Prezydent Wiktor Janukowycz obiecał wcześniej, że za jego kadencji Ukraina nie wejdzie do Sojuszu.
Wicesekretarz Rady Bezpieczeństwa Narodowego i Obrony Stepan Hawrysz powiedział, że kwestia współpracy z NATO jest jedną z najważniejszych dla obecnych władz. Nie wyklucza to dobrych stosunków z Rosją. Jego zdaniem, „wielowektorowość" w polityce zagranicznej, czyli orientacja na różne centra wpływu jest dla Ukrainy najlepszym rozwiązaniem.
Z kolei wiceminister spraw zagranicznych Kostiantyn Jelisiejew powiedział, że Kijów nie ma zamiaru obniżać statusu swoich kontaktów z NATO. Ukraina będzie wypełniać swoje zobowiązania zarówno dotyczące reform, wspólnych ćwiczeń i operacji wojskowych.

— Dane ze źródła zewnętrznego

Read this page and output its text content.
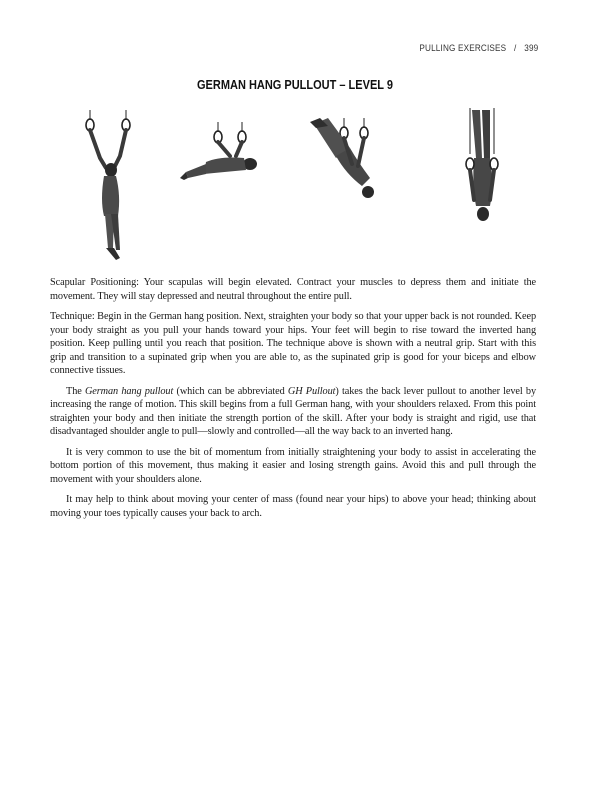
PULLING EXERCISES / 399
GERMAN HANG PULLOUT – LEVEL 9

Scapular Positioning: Your scapulas will begin elevated. Contract your muscles to depress them and initiate the movement. They will stay depressed and neutral throughout the entire pull.

Technique: Begin in the German hang position. Next, straighten your body so that your upper back is not rounded. Keep your body straight as you pull your hands toward your hips. Your feet will begin to rise toward the inverted hang position. Keep pulling until you reach that position. The technique above is shown with a neutral grip. Start with this grip and transition to a supinated grip when you are able to, as the supinated grip is good for your biceps and elbow connective tissues.

The German hang pullout (which can be abbreviated GH Pullout) takes the back lever pullout to another level by increasing the range of motion. This skill begins from a full German hang, with your shoulders relaxed. From this point straighten your body and then initiate the strength portion of the skill. After your body is straight and rigid, use that disadvantaged shoulder angle to pull—slowly and controlled—all the way back to an inverted hang.

It is very common to use the bit of momentum from initially straightening your body to assist in accelerating the bottom portion of this movement, thus making it easier and losing strength gains. Avoid this and pull through the movement with your shoulders alone.

It may help to think about moving your center of mass (found near your hips) to above your head; thinking about moving your toes typically causes your back to arch.
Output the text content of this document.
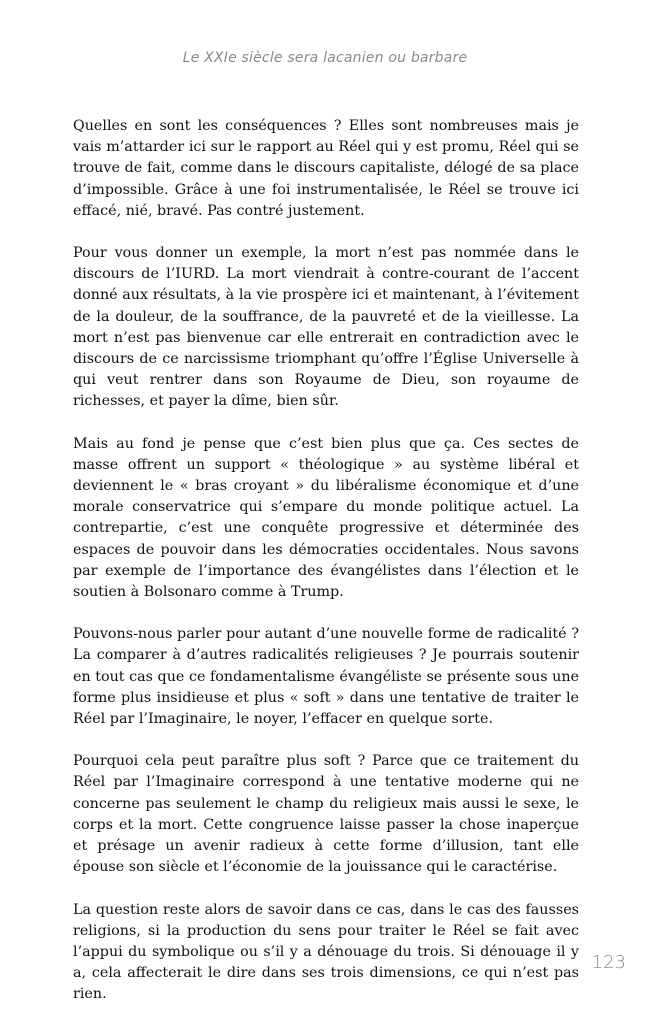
Le XXIe siècle sera lacanien ou barbare

Quelles en sont les conséquences ? Elles sont nombreuses mais je vais m’attarder ici sur le rapport au Réel qui y est promu, Réel qui se trouve de fait, comme dans le discours capitaliste, délogé de sa place d’impossible. Grâce à une foi instrumentalisée, le Réel se trouve ici effacé, nié, bravé. Pas contré justement.

Pour vous donner un exemple, la mort n’est pas nommée dans le discours de l’IURD. La mort viendrait à contre-courant de l’accent donné aux résultats, à la vie prospère ici et maintenant, à l’évitement de la douleur, de la souffrance, de la pauvreté et de la vieillesse. La mort n’est pas bienvenue car elle entrerait en contradiction avec le discours de ce narcissisme triomphant qu’offre l’Église Universelle à qui veut rentrer dans son Royaume de Dieu, son royaume de richesses, et payer la dîme, bien sûr.

Mais au fond je pense que c’est bien plus que ça. Ces sectes de masse offrent un support « théologique » au système libéral et deviennent le « bras croyant » du libéralisme économique et d’une morale conservatrice qui s’empare du monde politique actuel. La contrepartie, c’est une conquête progressive et déterminée des espaces de pouvoir dans les démocraties occidentales. Nous savons par exemple de l’importance des évangélistes dans l’élection et le soutien à Bolsonaro comme à Trump.

Pouvons-nous parler pour autant d’une nouvelle forme de radicalité ? La comparer à d’autres radicalités religieuses ? Je pourrais soutenir en tout cas que ce fondamentalisme évangéliste se présente sous une forme plus insidieuse et plus « soft » dans une tentative de traiter le Réel par l’Imaginaire, le noyer, l’effacer en quelque sorte.

Pourquoi cela peut paraître plus soft ? Parce que ce traitement du Réel par l’Imaginaire correspond à une tentative moderne qui ne concerne pas seulement le champ du religieux mais aussi le sexe, le corps et la mort. Cette congruence laisse passer la chose inaperçue et présage un avenir radieux à cette forme d’illusion, tant elle épouse son siècle et l’économie de la jouissance qui le caractérise.

La question reste alors de savoir dans ce cas, dans le cas des fausses religions, si la production du sens pour traiter le Réel se fait avec l’appui du symbolique ou s’il y a dénouage du trois. Si dénouage il y a, cela affecterait le dire dans ses trois dimensions, ce qui n’est pas rien.

123
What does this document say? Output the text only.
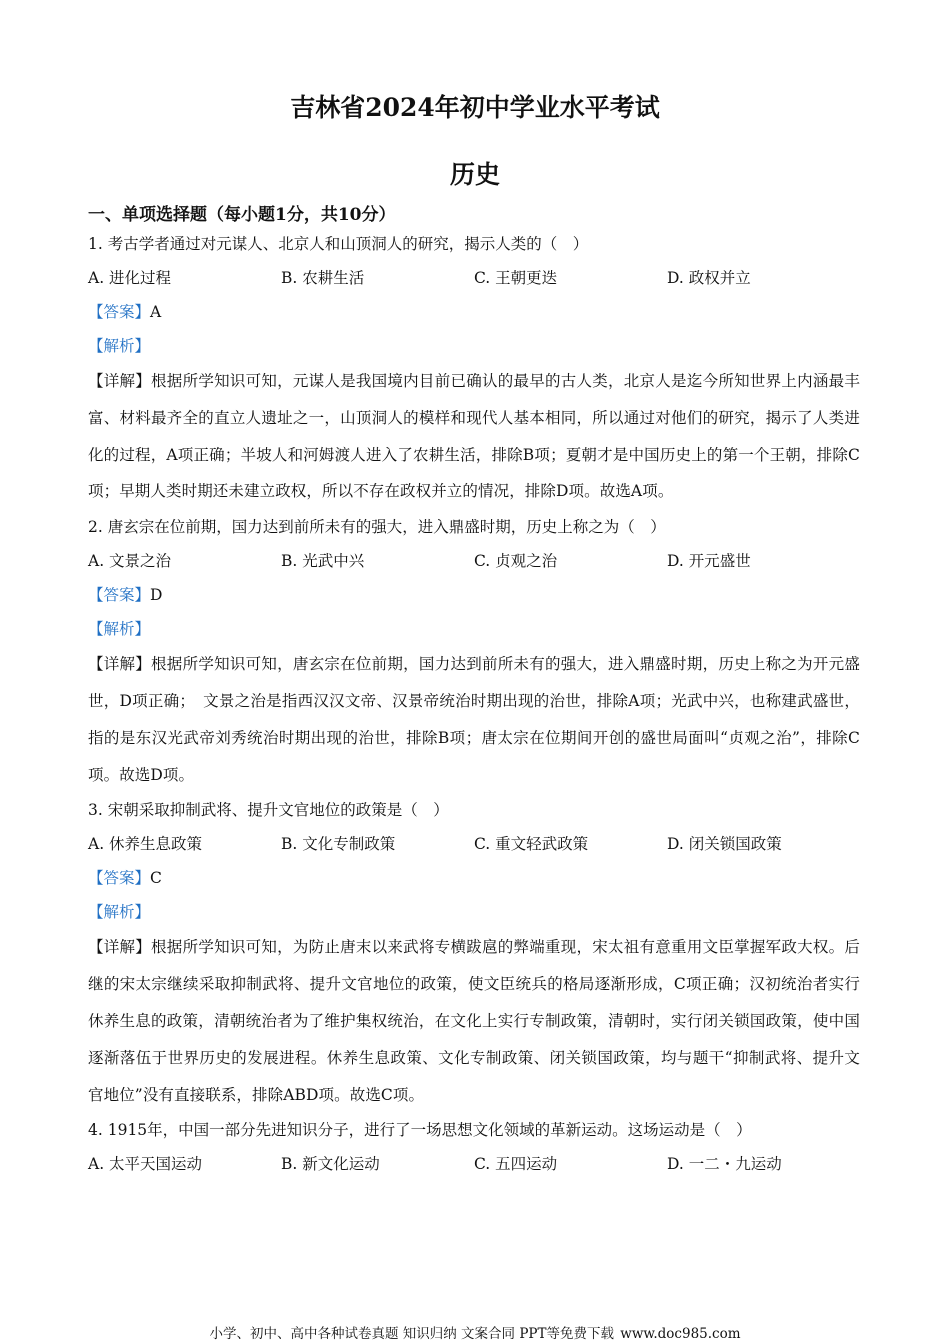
吉林省2024年初中学业水平考试
历史
一、单项选择题（每小题1分，共10分）
1. 考古学者通过对元谋人、北京人和山顶洞人的研究，揭示人类的（　）
A. 进化过程	B. 农耕生活	C. 王朝更迭	D. 政权并立
【答案】A
【解析】
【详解】根据所学知识可知，元谋人是我国境内目前已确认的最早的古人类，北京人是迄今所知世界上内涵最丰富、材料最齐全的直立人遗址之一，山顶洞人的模样和现代人基本相同，所以通过对他们的研究，揭示了人类进化的过程，A项正确；半坡人和河姆渡人进入了农耕生活，排除B项；夏朝才是中国历史上的第一个王朝，排除C项；早期人类时期还未建立政权，所以不存在政权并立的情况，排除D项。故选A项。
2. 唐玄宗在位前期，国力达到前所未有的强大，进入鼎盛时期，历史上称之为（　）
A. 文景之治	B. 光武中兴	C. 贞观之治	D. 开元盛世
【答案】D
【解析】
【详解】根据所学知识可知，唐玄宗在位前期，国力达到前所未有的强大，进入鼎盛时期，历史上称之为开元盛世，D项正确；　文景之治是指西汉汉文帝、汉景帝统治时期出现的治世，排除A项；光武中兴，也称建武盛世，指的是东汉光武帝刘秀统治时期出现的治世，排除B项；唐太宗在位期间开创的盛世局面叫“贞观之治”，排除C项。故选D项。
3. 宋朝采取抑制武将、提升文官地位的政策是（　）
A. 休养生息政策	B. 文化专制政策	C. 重文轻武政策	D. 闭关锁国政策
【答案】C
【解析】
【详解】根据所学知识可知，为防止唐末以来武将专横跋扈的弊端重现，宋太祖有意重用文臣掌握军政大权。后继的宋太宗继续采取抑制武将、提升文官地位的政策，使文臣统兵的格局逐渐形成，C项正确；汉初统治者实行休养生息的政策，清朝统治者为了维护集权统治，在文化上实行专制政策，清朝时，实行闭关锁国政策，使中国逐渐落伍于世界历史的发展进程。休养生息政策、文化专制政策、闭关锁国政策，均与题干“抑制武将、提升文官地位”没有直接联系，排除ABD项。故选C项。
4. 1915年，中国一部分先进知识分子，进行了一场思想文化领域的革新运动。这场运动是（　）
A. 太平天国运动	B. 新文化运动	C. 五四运动	D. 一二・九运动
小学、初中、高中各种试卷真题 知识归纳 文案合同 PPT等免费下载 www.doc985.com
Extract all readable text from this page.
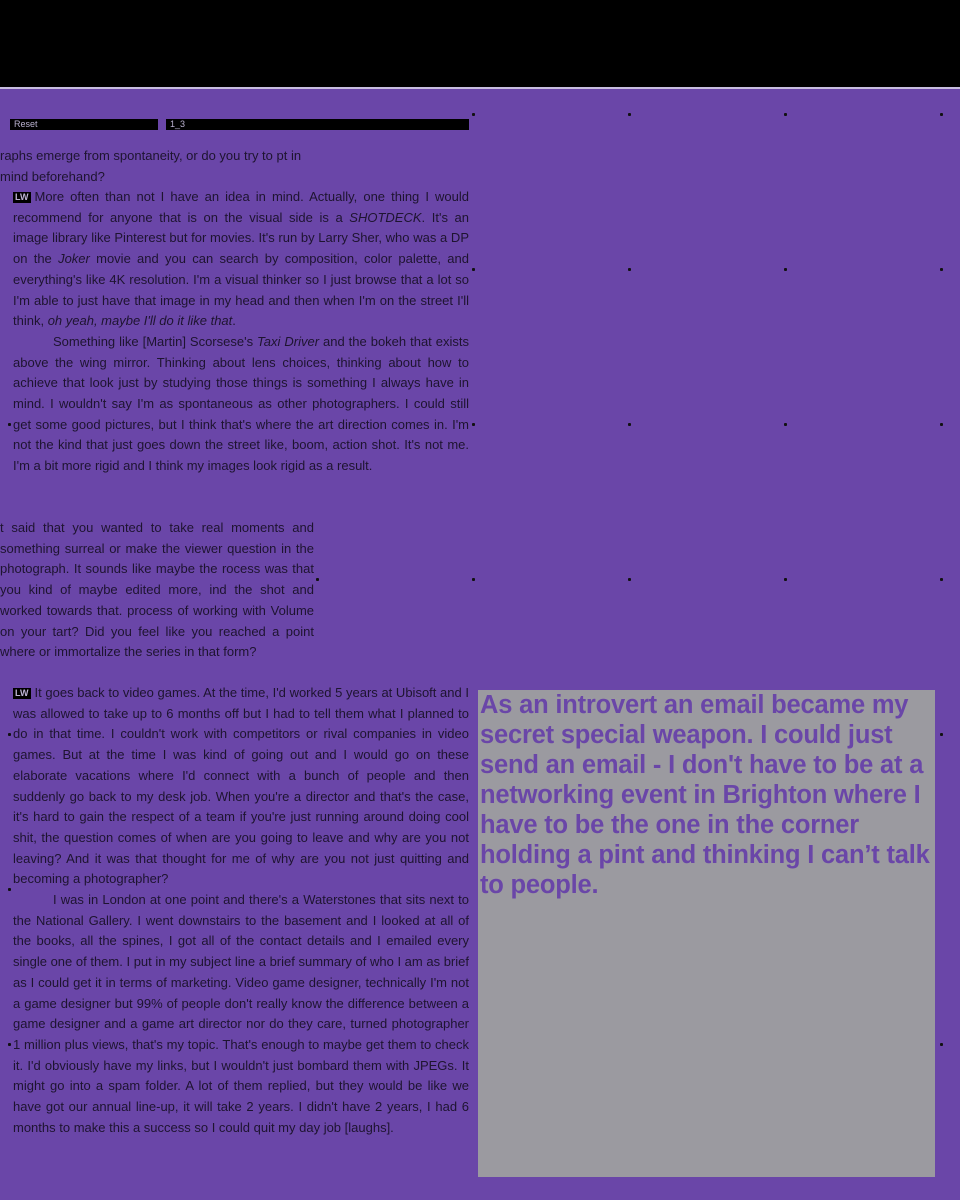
Reset	1_3
raphs emerge from spontaneity, or do you try to pt in mind beforehand?

LW More often than not I have an idea in mind. Actually, one thing I would recommend for anyone that is on the visual side is a SHOTDECK. It's an image library like Pinterest but for movies. It's run by Larry Sher, who was a DP on the Joker movie and you can search by composition, color palette, and everything's like 4K resolution. I'm a visual thinker so I just browse that a lot so I'm able to just have that image in my head and then when I'm on the street I'll think, oh yeah, maybe I'll do it like that.

Something like [Martin] Scorsese's Taxi Driver and the bokeh that exists above the wing mirror. Thinking about lens choices, thinking about how to achieve that look just by studying those things is something I always have in mind. I wouldn't say I'm as spontaneous as other photographers. I could still get some good pictures, but I think that's where the art direction comes in. I'm not the kind that just goes down the street like, boom, action shot. It's not me. I'm a bit more rigid and I think my images look rigid as a result.

t said that you wanted to take real moments and something surreal or make the viewer question in the photograph. It sounds like maybe the rocess was that you kind of maybe edited more, ind the shot and worked towards that. process of working with Volume on your tart? Did you feel like you reached a point where or immortalize the series in that form?

LW It goes back to video games. At the time, I'd worked 5 years at Ubisoft and I was allowed to take up to 6 months off but I had to tell them what I planned to do in that time. I couldn't work with competitors or rival companies in video games. But at the time I was kind of going out and I would go on these elaborate vacations where I'd connect with a bunch of people and then suddenly go back to my desk job. When you're a director and that's the case, it's hard to gain the respect of a team if you're just running around doing cool shit, the question comes of when are you going to leave and why are you not leaving? And it was that thought for me of why are you not just quitting and becoming a photographer?

I was in London at one point and there's a Waterstones that sits next to the National Gallery. I went downstairs to the basement and I looked at all of the books, all the spines, I got all of the contact details and I emailed every single one of them. I put in my subject line a brief summary of who I am as brief as I could get it in terms of marketing. Video game designer, technically I'm not a game designer but 99% of people don't really know the difference between a game designer and a game art director nor do they care, turned photographer 1 million plus views, that's my topic. That's enough to maybe get them to check it. I'd obviously have my links, but I wouldn't just bombard them with JPEGs. It might go into a spam folder. A lot of them replied, but they would be like we have got our annual line-up, it will take 2 years. I didn't have 2 years, I had 6 months to make this a success so I could quit my day job [laughs].

As an introvert an email became my secret special weapon. I could just send an email - I don't have to be at a networking event in Brighton where I have to be the one in the corner holding a pint and thinking I can’t talk to people.
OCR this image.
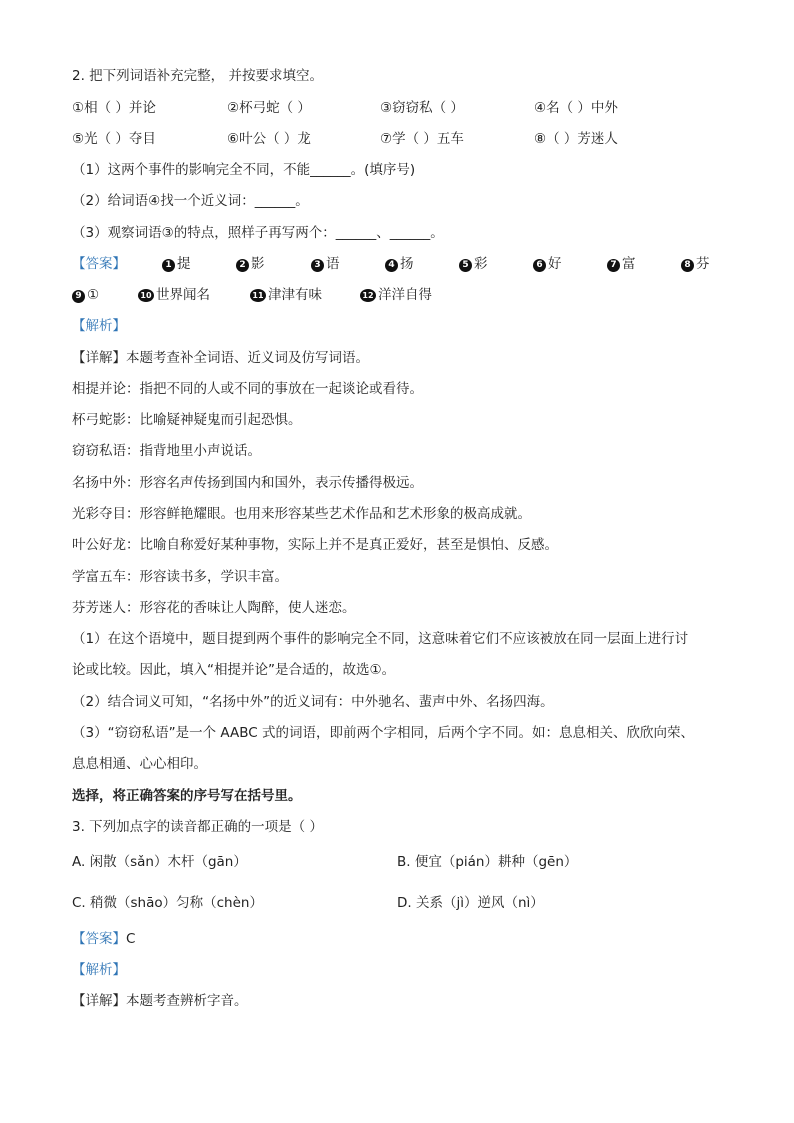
2. 把下列词语补充完整， 并按要求填空。
①相（ ）并论	②杯弓蛇（ ）	③窃窃私（ ）	④名（ ）中外
⑤光（ ）夺目	⑥叶公（ ）龙	⑦学（ ）五车	⑧（ ）芳迷人
（1）这两个事件的影响完全不同，不能______。(填序号)
（2）给词语④找一个近义词：______。
（3）观察词语③的特点，照样子再写两个：______、______。
【答案】	1 提	2 影	3 语	4 扬	5 彩	6 好	7 富	8 芬
9 ①	10 世界闻名	11 津津有味	12 洋洋自得
【解析】
【详解】本题考查补全词语、近义词及仿写词语。
相提并论：指把不同的人或不同的事放在一起谈论或看待。
杯弓蛇影：比喻疑神疑鬼而引起恐惧。
窃窃私语：指背地里小声说话。
名扬中外：形容名声传扬到国内和国外，表示传播得极远。
光彩夺目：形容鲜艳耀眼。也用来形容某些艺术作品和艺术形象的极高成就。
叶公好龙：比喻自称爱好某种事物，实际上并不是真正爱好，甚至是惧怕、反感。
学富五车：形容读书多，学识丰富。
芬芳迷人：形容花的香味让人陶醉，使人迷恋。
（1）在这个语境中，题目提到两个事件的影响完全不同，这意味着它们不应该被放在同一层面上进行讨
论或比较。因此，填入“相提并论”是合适的，故选①。
（2）结合词义可知，“名扬中外”的近义词有：中外驰名、蜚声中外、名扬四海。
（3）“窃窃私语”是一个 AABC 式的词语，即前两个字相同，后两个字不同。如：息息相关、欣欣向荣、
息息相通、心心相印。
选择，将正确答案的序号写在括号里。
3. 下列加点字的读音都正确的一项是（ ）
A. 闲散（sǎn）木杆（gān）	B. 便宜（pián）耕种（gēn）
C. 稍微（shāo）匀称（chèn）	D. 关系（jì）逆风（nì）
【答案】C
【解析】
【详解】本题考查辨析字音。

Wcześniej jednak prezydent Wiktor Janukowycz odwołał ukraińskiego ambasadora przy NATO, a według nieoficjalnych informacji teraz tę funkcję będzie pełnił ambasador w Belgii i Luksemburgu.
REKLAMA
Dziś w ukraińskiej stolicy odbyło się 8 posiedzenie grupy roboczej Ukraina - NATO. Wczoraj przedstawiciele Sojuszu nazwali współpracę z Kijowem bezprecedensową bowiem po raz pierwszy mają do czynienia z krajem, który realizuje program przygotowań do wejścia do NATO jednocześnie nie mając zamiaru zostać członkiem Sojuszu.